Thursday, June 27, 2013

The Windows 8.1 preview includes a preview of Internet Explorer 11, which includes a new version of the F12 Developer Tools for inspecting, profiling, and debugging web sites.

The Good

The developer tools are now metrofied with flat buttons and an emphasis on content over window chrome. Although there are still a considerable number of icons and commands to press, it does seem easier to read and work with the information presented. All the important features are still here, though a few things seem to be missing (the ruler tool and link report as two examples), and they still behave the same and present the same information.

Dev Tools DOM Explorer

Update - yes, the DOM explorer tracks changes in real time now. Huge improvement!

The New

The emphasis is on performance with new “UI Responsiveness”, “Profiler”, and “Memory” sections.

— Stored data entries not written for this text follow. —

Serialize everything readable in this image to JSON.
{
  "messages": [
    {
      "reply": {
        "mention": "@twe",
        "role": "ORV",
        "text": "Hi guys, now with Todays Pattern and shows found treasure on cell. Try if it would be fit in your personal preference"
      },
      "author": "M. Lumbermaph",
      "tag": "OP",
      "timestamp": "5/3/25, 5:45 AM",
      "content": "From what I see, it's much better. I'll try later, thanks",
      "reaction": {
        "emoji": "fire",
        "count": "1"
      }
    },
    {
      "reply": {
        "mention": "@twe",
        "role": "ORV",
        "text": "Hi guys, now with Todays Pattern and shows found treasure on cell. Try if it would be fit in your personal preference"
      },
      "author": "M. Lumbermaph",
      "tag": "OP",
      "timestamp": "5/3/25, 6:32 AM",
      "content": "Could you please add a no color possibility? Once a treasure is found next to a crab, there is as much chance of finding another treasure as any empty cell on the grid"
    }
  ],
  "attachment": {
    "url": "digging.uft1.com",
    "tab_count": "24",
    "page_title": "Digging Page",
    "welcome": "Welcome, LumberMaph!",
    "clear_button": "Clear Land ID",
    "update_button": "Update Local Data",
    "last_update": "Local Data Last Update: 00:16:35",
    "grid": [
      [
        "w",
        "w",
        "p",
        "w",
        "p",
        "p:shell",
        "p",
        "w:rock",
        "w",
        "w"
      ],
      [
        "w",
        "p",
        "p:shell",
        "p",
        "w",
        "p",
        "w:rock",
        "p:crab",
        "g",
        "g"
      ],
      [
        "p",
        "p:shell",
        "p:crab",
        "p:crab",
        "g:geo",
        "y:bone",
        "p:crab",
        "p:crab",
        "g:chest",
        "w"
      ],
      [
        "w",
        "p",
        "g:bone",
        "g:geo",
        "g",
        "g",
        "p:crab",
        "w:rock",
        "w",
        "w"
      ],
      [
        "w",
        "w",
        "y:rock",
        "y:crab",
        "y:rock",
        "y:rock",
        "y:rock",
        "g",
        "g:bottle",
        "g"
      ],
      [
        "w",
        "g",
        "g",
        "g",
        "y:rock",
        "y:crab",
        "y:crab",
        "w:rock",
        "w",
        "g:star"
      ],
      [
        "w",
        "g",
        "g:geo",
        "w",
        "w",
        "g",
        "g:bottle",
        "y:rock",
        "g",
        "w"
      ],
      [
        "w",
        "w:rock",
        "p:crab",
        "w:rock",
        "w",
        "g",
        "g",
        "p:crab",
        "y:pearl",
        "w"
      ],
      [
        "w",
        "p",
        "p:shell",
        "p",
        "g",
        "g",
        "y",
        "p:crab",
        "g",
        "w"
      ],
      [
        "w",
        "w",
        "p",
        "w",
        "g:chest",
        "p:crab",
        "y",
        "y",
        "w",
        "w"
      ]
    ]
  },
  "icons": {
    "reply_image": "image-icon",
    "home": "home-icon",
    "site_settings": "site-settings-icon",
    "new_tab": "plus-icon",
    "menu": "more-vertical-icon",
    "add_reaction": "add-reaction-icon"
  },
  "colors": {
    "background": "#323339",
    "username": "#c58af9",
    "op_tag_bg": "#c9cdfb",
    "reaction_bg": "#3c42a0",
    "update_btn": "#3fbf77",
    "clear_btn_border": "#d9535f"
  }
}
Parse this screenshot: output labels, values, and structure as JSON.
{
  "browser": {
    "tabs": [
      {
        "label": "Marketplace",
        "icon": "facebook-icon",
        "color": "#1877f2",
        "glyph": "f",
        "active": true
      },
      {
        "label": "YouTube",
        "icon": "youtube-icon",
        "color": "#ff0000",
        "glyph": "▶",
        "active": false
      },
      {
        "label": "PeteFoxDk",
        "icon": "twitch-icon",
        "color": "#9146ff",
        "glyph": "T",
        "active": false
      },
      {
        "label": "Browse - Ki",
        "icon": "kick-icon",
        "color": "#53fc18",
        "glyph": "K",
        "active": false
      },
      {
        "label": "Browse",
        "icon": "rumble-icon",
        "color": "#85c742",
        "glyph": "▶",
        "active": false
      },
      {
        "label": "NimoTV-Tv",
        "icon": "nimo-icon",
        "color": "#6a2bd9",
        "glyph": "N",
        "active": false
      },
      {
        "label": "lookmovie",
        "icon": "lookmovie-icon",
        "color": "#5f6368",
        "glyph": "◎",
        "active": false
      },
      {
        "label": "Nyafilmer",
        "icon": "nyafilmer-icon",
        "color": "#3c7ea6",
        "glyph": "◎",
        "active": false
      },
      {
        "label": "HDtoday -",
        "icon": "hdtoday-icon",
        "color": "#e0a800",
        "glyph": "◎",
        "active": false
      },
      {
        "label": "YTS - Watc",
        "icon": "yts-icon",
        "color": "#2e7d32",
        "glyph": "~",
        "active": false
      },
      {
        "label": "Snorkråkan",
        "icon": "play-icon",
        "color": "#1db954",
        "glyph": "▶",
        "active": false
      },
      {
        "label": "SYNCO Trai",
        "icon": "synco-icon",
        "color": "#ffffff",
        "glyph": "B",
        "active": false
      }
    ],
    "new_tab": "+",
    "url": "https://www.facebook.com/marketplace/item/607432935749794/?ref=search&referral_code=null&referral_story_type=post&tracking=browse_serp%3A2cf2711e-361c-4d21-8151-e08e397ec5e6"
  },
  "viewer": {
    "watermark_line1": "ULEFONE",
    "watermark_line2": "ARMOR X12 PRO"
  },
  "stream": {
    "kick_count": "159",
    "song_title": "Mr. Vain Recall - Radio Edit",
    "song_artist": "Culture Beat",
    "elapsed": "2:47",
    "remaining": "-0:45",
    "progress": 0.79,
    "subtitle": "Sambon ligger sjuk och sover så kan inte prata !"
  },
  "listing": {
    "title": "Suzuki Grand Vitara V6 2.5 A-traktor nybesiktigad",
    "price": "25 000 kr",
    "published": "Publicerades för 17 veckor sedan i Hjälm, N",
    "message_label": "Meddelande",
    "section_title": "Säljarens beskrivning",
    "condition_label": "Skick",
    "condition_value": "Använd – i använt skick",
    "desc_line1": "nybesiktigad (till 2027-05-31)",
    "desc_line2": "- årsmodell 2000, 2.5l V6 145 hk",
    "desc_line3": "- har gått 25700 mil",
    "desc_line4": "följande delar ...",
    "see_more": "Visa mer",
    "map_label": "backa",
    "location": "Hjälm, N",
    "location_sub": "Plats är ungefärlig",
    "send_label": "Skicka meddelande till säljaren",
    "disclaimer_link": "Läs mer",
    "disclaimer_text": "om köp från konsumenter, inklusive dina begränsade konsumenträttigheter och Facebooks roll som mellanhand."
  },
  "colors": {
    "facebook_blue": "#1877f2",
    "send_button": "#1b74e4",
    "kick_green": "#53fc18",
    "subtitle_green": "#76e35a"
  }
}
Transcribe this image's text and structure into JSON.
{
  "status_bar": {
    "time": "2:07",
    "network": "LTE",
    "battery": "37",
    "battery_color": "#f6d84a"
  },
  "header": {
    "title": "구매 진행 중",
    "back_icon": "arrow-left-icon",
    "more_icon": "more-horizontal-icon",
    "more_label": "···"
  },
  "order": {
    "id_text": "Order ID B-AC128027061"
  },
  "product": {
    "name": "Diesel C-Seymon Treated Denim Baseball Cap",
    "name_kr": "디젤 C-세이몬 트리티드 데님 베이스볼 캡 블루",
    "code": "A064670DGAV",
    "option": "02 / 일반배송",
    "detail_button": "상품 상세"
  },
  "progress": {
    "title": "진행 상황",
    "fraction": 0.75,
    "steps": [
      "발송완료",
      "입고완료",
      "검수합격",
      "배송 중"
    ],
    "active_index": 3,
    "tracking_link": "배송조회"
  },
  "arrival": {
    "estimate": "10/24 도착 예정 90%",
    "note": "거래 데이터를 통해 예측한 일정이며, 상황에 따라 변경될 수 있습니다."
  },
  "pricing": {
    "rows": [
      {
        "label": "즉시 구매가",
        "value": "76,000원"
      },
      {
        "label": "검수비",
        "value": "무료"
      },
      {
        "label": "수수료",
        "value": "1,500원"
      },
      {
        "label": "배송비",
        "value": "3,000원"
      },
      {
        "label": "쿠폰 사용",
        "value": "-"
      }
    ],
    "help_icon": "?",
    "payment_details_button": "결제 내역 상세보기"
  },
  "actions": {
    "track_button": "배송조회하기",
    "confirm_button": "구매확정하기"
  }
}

The Memory tab is looking very useful for today’s apps and the heap snapshots are easier to use compared to the tools in other browsers. Likewise the code profiler is easy to work with and similar to the profiling tools for managed code in VS Ultimate.   


The “UI Responsiveness” tab is visually appealing and highly interactive but contains an enormous amount of information and will require some guidance and practice to use properly.

UI Responsive

The Missing

To get a full picture of what is happening on any given page, the IE dev tools will need to give us the ability to inspect local storage, session storage, IndexDB, and Application Cache. I didn’t find any of these in the current release.

Most worrisome is how there doesn’t appear to be any extensibility story for the tools. Framework oriented plugins for Knockout and Angular are popular in other browsers because they allow developers to work at a level above the code to see what is happening on a page. The ability to use simple HTML and JavaScript to create these types of plugins is what makes the other tools so popular. The IE dev tools will need a better extensibility story to keep web developers happy.